Word of Caution to the Post-Production Sector: As an aside, there must be a continuing word of caution to the industry’s post-production sector. As evidenced by all of the above – but particularly HUD’s drive to expand the scope of Subpart I, extend its installation mandates and procedures into complying states and drum-up DR referrals, the industry’s post-production sector is increasingly becoming a target for HUD, as it enlarges its web of unnecessary and unnecessarily costly regulation.

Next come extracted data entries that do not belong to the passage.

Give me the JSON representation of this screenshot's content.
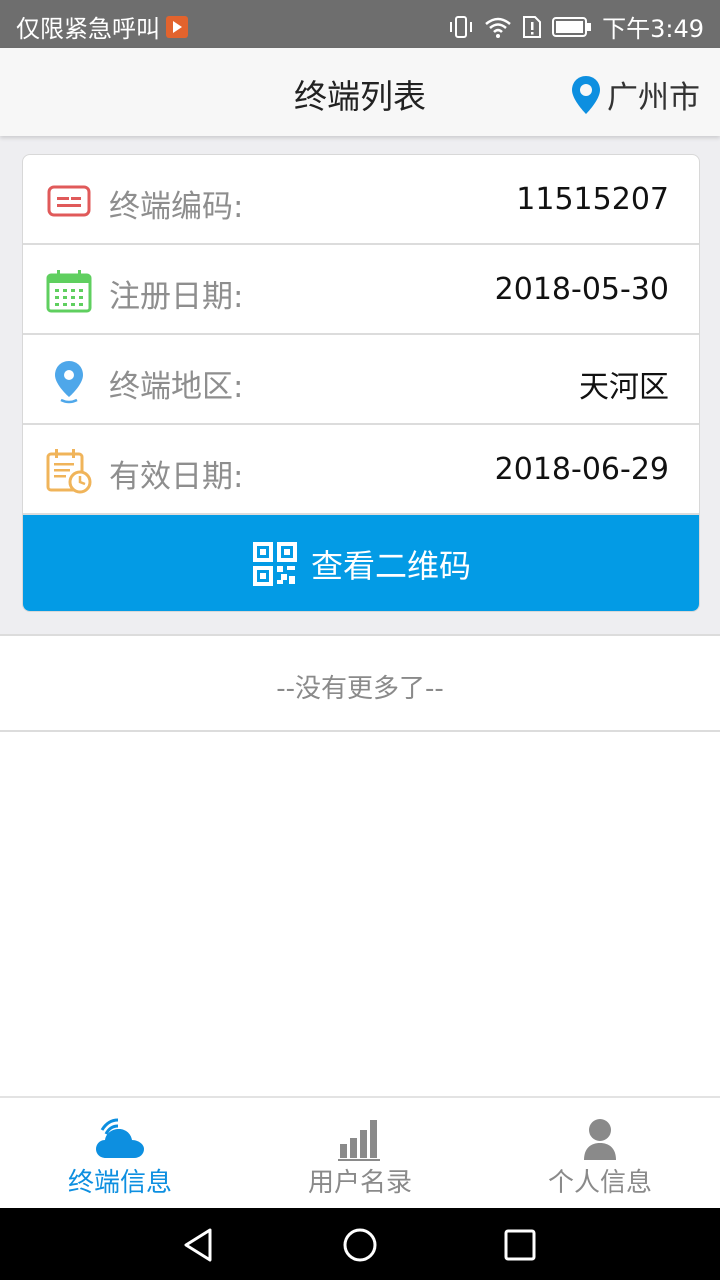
{
  "status_bar": {
    "carrier_text": "仅限紧急呼叫",
    "time": "下午3:49"
  },
  "header": {
    "title": "终端列表",
    "city": "广州市"
  },
  "terminal": {
    "rows": [
      {
        "label": "终端编码:",
        "value": "11515207",
        "icon": "id-card-icon",
        "color": "#e05a5a"
      },
      {
        "label": "注册日期:",
        "value": "2018-05-30",
        "icon": "calendar-icon",
        "color": "#5fcf5f"
      },
      {
        "label": "终端地区:",
        "value": "天河区",
        "icon": "location-pin-icon",
        "color": "#4ea7ea"
      },
      {
        "label": "有效日期:",
        "value": "2018-06-29",
        "icon": "calendar-clock-icon",
        "color": "#f0b45a"
      }
    ],
    "qr_button_label": "查看二维码"
  },
  "list_footer": "--没有更多了--",
  "tabs": [
    {
      "label": "终端信息",
      "icon": "cloud-signal-icon",
      "active": true
    },
    {
      "label": "用户名录",
      "icon": "bar-chart-icon",
      "active": false
    },
    {
      "label": "个人信息",
      "icon": "person-icon",
      "active": false
    }
  ],
  "colors": {
    "accent": "#039be5",
    "active_tab": "#0d8fe0"
  }
}
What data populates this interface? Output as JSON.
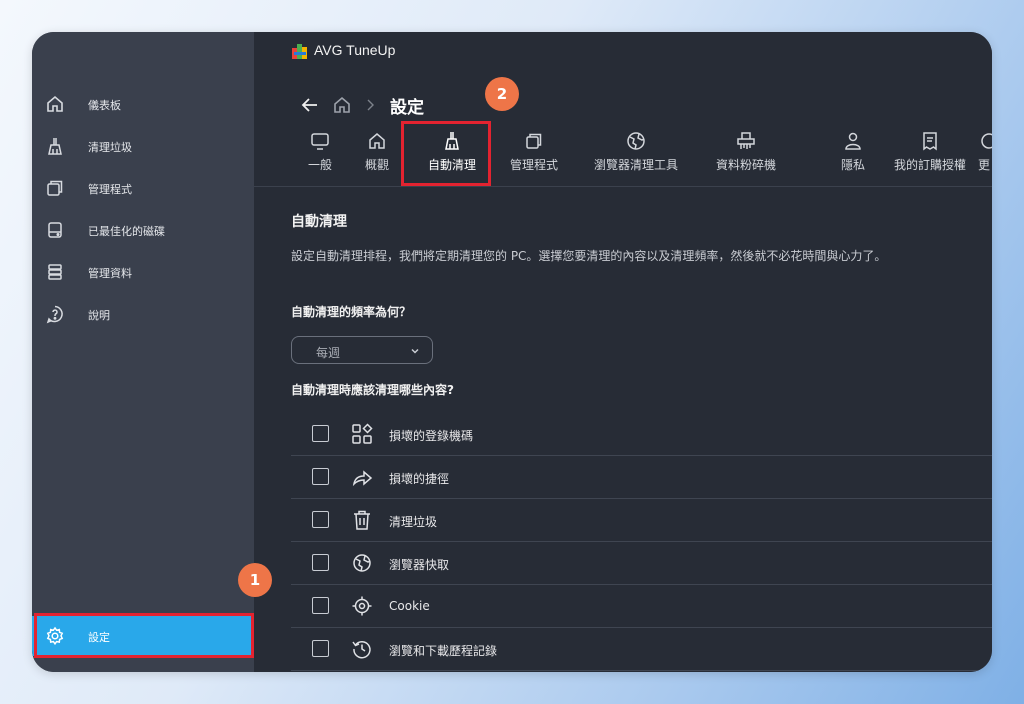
{
  "app": {
    "title": "AVG TuneUp"
  },
  "sidebar": {
    "items": [
      {
        "label": "儀表板",
        "icon": "home-icon"
      },
      {
        "label": "清理垃圾",
        "icon": "broom-icon"
      },
      {
        "label": "管理程式",
        "icon": "windows-icon"
      },
      {
        "label": "已最佳化的磁碟",
        "icon": "disk-icon"
      },
      {
        "label": "管理資料",
        "icon": "database-icon"
      },
      {
        "label": "說明",
        "icon": "help-icon"
      }
    ],
    "settings": {
      "label": "設定",
      "icon": "gear-icon"
    }
  },
  "header": {
    "page_title": "設定"
  },
  "tabs": [
    {
      "label": "一般",
      "icon": "monitor-icon"
    },
    {
      "label": "概觀",
      "icon": "home-icon"
    },
    {
      "label": "自動清理",
      "icon": "broom-icon",
      "active": true
    },
    {
      "label": "管理程式",
      "icon": "windows-icon"
    },
    {
      "label": "瀏覽器清理工具",
      "icon": "globe-icon"
    },
    {
      "label": "資料粉碎機",
      "icon": "shredder-icon"
    },
    {
      "label": "隱私",
      "icon": "person-icon"
    },
    {
      "label": "我的訂購授權",
      "icon": "receipt-icon"
    },
    {
      "label": "更",
      "icon": "more-icon"
    }
  ],
  "content": {
    "title": "自動清理",
    "description": "設定自動清理排程，我們將定期清理您的 PC。選擇您要清理的內容以及清理頻率，然後就不必花時間與心力了。",
    "frequency_question": "自動清理的頻率為何？",
    "frequency_value": "每週",
    "items_question": "自動清理時應該清理哪些內容?",
    "items": [
      {
        "label": "損壞的登錄機碼",
        "icon": "registry-icon",
        "checked": false
      },
      {
        "label": "損壞的捷徑",
        "icon": "shortcut-arrow-icon",
        "checked": false
      },
      {
        "label": "清理垃圾",
        "icon": "trash-icon",
        "checked": false
      },
      {
        "label": "瀏覽器快取",
        "icon": "globe-icon",
        "checked": false
      },
      {
        "label": "Cookie",
        "icon": "target-icon",
        "checked": false
      },
      {
        "label": "瀏覽和下載歷程記錄",
        "icon": "history-icon",
        "checked": false
      }
    ]
  },
  "annotations": {
    "badge1": "1",
    "badge2": "2"
  },
  "colors": {
    "accent": "#29a8ea",
    "highlight": "#e32330",
    "badge": "#ee7548"
  }
}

As MHARR has consistently maintained, the post-production segment, as part of a comprehensively federally-regulated industry, but with no independent national representation in Washington, D.C., is increasingly becoming a target in the nation’s capital, that would be well-advised to start considering such representation which could then join forces with other national industry representatives to fight-back against baseless regulatory impositions that are needlessly undermining the affordability of manufactured housing and shrinking the industry’s share of the overall housing market.

In view of all the damaging HUD program actions outlined above and many others previously documented by MHARR, program stakeholders are beginning to realize that the program has significantly deteriorated over the past two years since the selection of the current career Administrator. This confirms the wisdom of Congress (and all the stakeholders that supported passage of the 2000 reform law) in mandating the appointment of a non-career Administrator for the federal program, who would be independent of the influences of revenue-driven program contractors and fully accountable to both the Administration and Congress – as was demonstrated during the initial years after the adoption of the 2000 reform law when the program did have an appointed, non-career Administrator. Consequently, all program stakeholders should now concentrate on changing the selected career leadership of the program and ensuring that new program leadership fully complies with the directive of the 2000 reform law for an appointed, non-career program administrator.